I don't know if I decided. One of my earliest memories is of my mother showing me how to use a toy microscope. My grandmother had a collection of my childhood drawings, and I'd doodle animals all the time—and they'd all have a cloud of scribbles over their heads. Apparently, I explained to her that they were their brains. And then, of course, I loved to go fishing with my dad, and my favorite part was the cleaning afterwards, when we'd poke around and identify all the guts. I used to abscond to the basement with kitchen scraps—I recall getting a chicken heart to twitch with a battery, but that livers were sadly unresponsive. And I thought my grandma was the coolest person ever when she visited the slaughterhouse and came back with a bucket of organ meats, and we got to wash and chop and cook them together, and then eat them.
It's nothing to compare with Dr Evil's childhood, but I was warped early.
8. Has blog writing affected the way you write in other venues? The way you read?
Definitely. I use it to organize my thoughts a bit, and I find myself reading papers and considering how to extract some of the material in less technical form for the weblog. And that also leads into more readily tying it into my classes.
9. Do you still read blogs or other webpages even if the design/print is unappealing or difficult to read?
Yes, sort of…really hideous sites are read through my newsreader, and I don't go to them directly. If the site is ugly and doesn't offer full rss access, though, I will abandon it. It's not as if there is a shortage of weblogs out there.
10. Have you ever bought a book because of the cover/design? Which book(s)?

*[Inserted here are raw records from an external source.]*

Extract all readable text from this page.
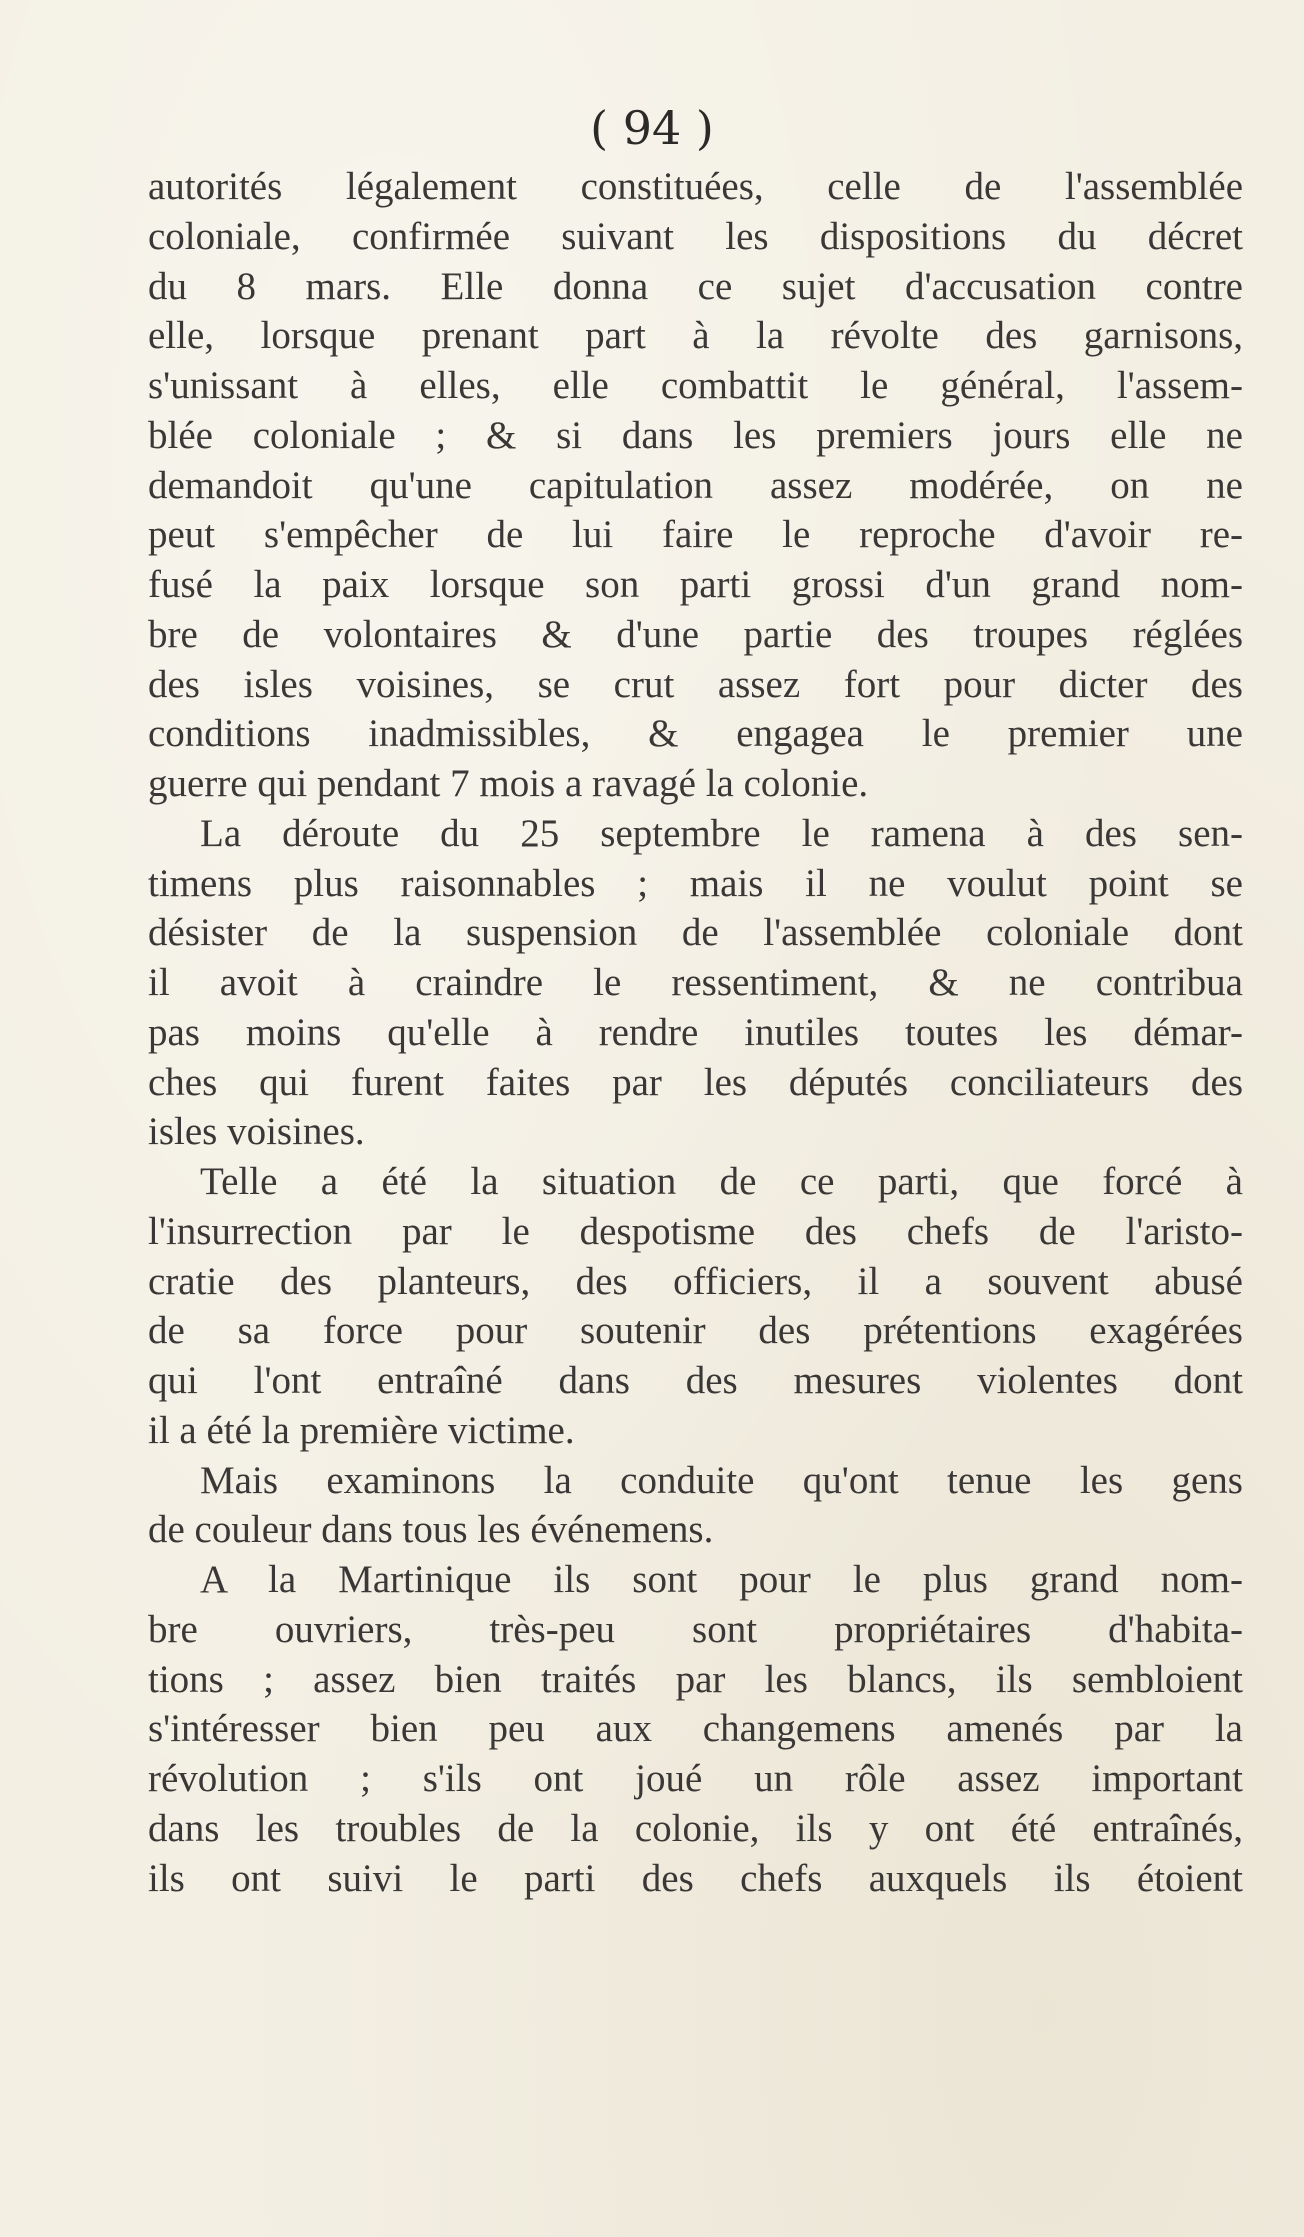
( 94 )
autorités légalement constituées, celle de l'assemblée
coloniale, confirmée suivant les dispositions du décret
du 8 mars. Elle donna ce sujet d'accusation contre
elle, lorsque prenant part à la révolte des garnisons,
s'unissant à elles, elle combattit le général, l'assem-
blée coloniale ; & si dans les premiers jours elle ne
demandoit qu'une capitulation assez modérée, on ne
peut s'empêcher de lui faire le reproche d'avoir re-
fusé la paix lorsque son parti grossi d'un grand nom-
bre de volontaires & d'une partie des troupes réglées
des isles voisines, se crut assez fort pour dicter des
conditions inadmissibles, & engagea le premier une
guerre qui pendant 7 mois a ravagé la colonie.
La déroute du 25 septembre le ramena à des sen-
timens plus raisonnables ; mais il ne voulut point se
désister de la suspension de l'assemblée coloniale dont
il avoit à craindre le ressentiment, & ne contribua
pas moins qu'elle à rendre inutiles toutes les démar-
ches qui furent faites par les députés conciliateurs des
isles voisines.
Telle a été la situation de ce parti, que forcé à
l'insurrection par le despotisme des chefs de l'aristo-
cratie des planteurs, des officiers, il a souvent abusé
de sa force pour soutenir des prétentions exagérées
qui l'ont entraîné dans des mesures violentes dont
il a été la première victime.
Mais examinons la conduite qu'ont tenue les gens
de couleur dans tous les événemens.
A la Martinique ils sont pour le plus grand nom-
bre ouvriers, très-peu sont propriétaires d'habita-
tions ; assez bien traités par les blancs, ils sembloient
s'intéresser bien peu aux changemens amenés par la
révolution ; s'ils ont joué un rôle assez important
dans les troubles de la colonie, ils y ont été entraînés,
ils ont suivi le parti des chefs auxquels ils étoient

No, but I've avoided books because of their covers. Anything with those oiled, bronzed, extravagantly nubile fantasy figures by Boris Vallejo, or those dead-eyed hokey-posed over-painted photographs by the Brothers Hildebrandt, I steer away from. It's like a bold announcement that "Here Be Cliches", something bad fantasy writing has in excess.

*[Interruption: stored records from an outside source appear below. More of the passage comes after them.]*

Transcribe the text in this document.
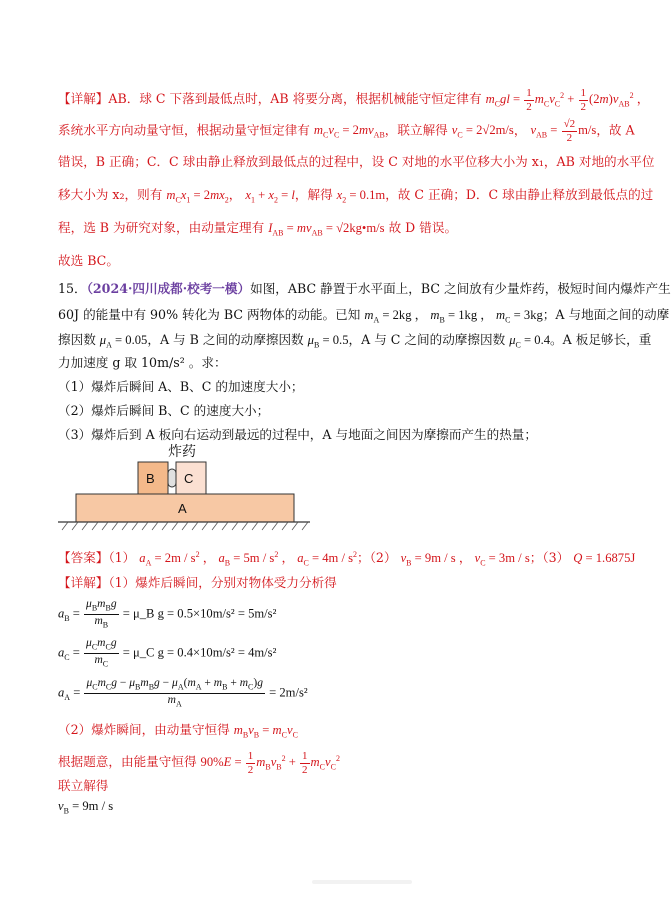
【详解】AB．球 C 下落到最低点时，AB 将要分离，根据机械能守恒定律有 $m_Cgl = \frac{1}{2} m_Cv_C^2 + \frac{1}{2} (2m)v_{AB}^2$ ，
系统水平方向动量守恒，根据动量守恒定律有 $m_Cv_C = 2mv_{AB}$，联立解得 $v_C = 2√2m/s$， $v_{AB} = \frac{√2}{2} m/s$，故 A
错误，B 正确；C．C 球由静止释放到最低点的过程中，设 C 对地的水平位移大小为 x₁，AB 对地的水平位
移大小为 x₂，则有 $m_Cx_1 = 2mx_2$， $x_1 + x_2 = l$，解得 $x_2 = 0.1m$，故 C 正确；D．C 球由静止释放到最低点的过
程，选 B 为研究对象，由动量定理有 $I_{AB} = mv_{AB}$ = √2kg•m/s 故 D 错误。
故选 BC。
15．（2024·四川成都·校考一模）如图，ABC 静置于水平面上，BC 之间放有少量炸药，极短时间内爆炸产生
60J 的能量中有 90% 转化为 BC 两物体的动能。已知 $m_A = 2kg$ ， $m_B = 1kg$ ， $m_C = 3kg$；A 与地面之间的动摩
擦因数 $\mu_A = 0.05$，A 与 B 之间的动摩擦因数 $\mu_B = 0.5$，A 与 C 之间的动摩擦因数 $\mu_C = 0.4$。A 板足够长，重
力加速度 g 取 10m/s² 。求：
（1）爆炸后瞬间 A、B、C 的加速度大小；
（2）爆炸后瞬间 B、C 的速度大小；
（3）爆炸后到 A 板向右运动到最远的过程中，A 与地面之间因为摩擦而产生的热量；
炸药
B C
A
【答案】（1） $a_A = 2m / s^2$ ， $a_B = 5m / s^2$ ， $a_C = 4m / s^2$；（2） $v_B = 9m / s$ ， $v_C = 3m / s$；（3） Q = 1.6875J
【详解】（1）爆炸后瞬间，分别对物体受力分析得
$a_B = \frac{\mu_Bm_Bg}{m_B}$ = μ_B g = 0.5×10m/s² = 5m/s²
$a_C = \frac{\mu_Cm_Cg}{m_C}$ = μ_C g = 0.4×10m/s² = 4m/s²
$a_A = \frac{\mu_Cm_Cg - \mu_Bm_Bg - \mu_A(m_A + m_B + m_C)g}{m_A} = 2m/s^2$
（2）爆炸瞬间，由动量守恒得 $m_Bv_B = m_Cv_C$
根据题意，由能量守恒得 $90\%E = \frac{1}{2} m_Bv_B^2 + \frac{1}{2} m_Cv_C^2$
联立解得
$v_B = 9m / s$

11. Do you think these questions are irrelevant?
Relevance can only be assessed with respect to something else. You'll need to specify your referents before I can answer this.
Another traumatic library tale. When I was a wee young thing, one of my favorite books was a cheap little field guide titled Mammals, by Herbert S. Zim, who had a series of these little books that were thin on details but full of pictures. They were the right size to fit in a pocket, too. I checked it out repeatedly, and would carry it around as I tromped about in the woods and fields and swamps of the Green River Valley, figuring out how to tell a vole from a mouse and looking up the range of rabbits.
One day I lost it. This was a major disaster, because with our financial situation at that time we couldn't afford to replace it. The library notices came pouring in, fines piling on fines, and one time I remember the fines hit something like $50…on top of the cost of replacing the book. My father was furious. I was tearing up the house looking for it. I was in terror of the library, which at that time and with my devotion to it was like being afraid of sex. Those were among the most anxious months of my childhood. Seriously. I was all guilt and tremors and cringing before my cruel, cruel taskmistress, the library.
Finally, my dad gave up and negotiated with the library and paid up something, and freed me from the shackles of my fears. Some months later the book turned up somewhere when we were packing up to move, and it was all mine free and clear. Except for one problem.
I can't stand Herbert S. Zim.
Even now the sight of one of his books (which are old and grossly outdated, and thus rarely seen anymore, fortunately), tetanizes my costals and makes my vision all blurry and sends me reeling back. I definitely can't actually open one up and read it. It's like a crucifix to a vampire.
Herbert S. Zim. My nemesis.


Ah, PZ, you do truly possess the sort of general malaise that only the genius possess and the insane lament.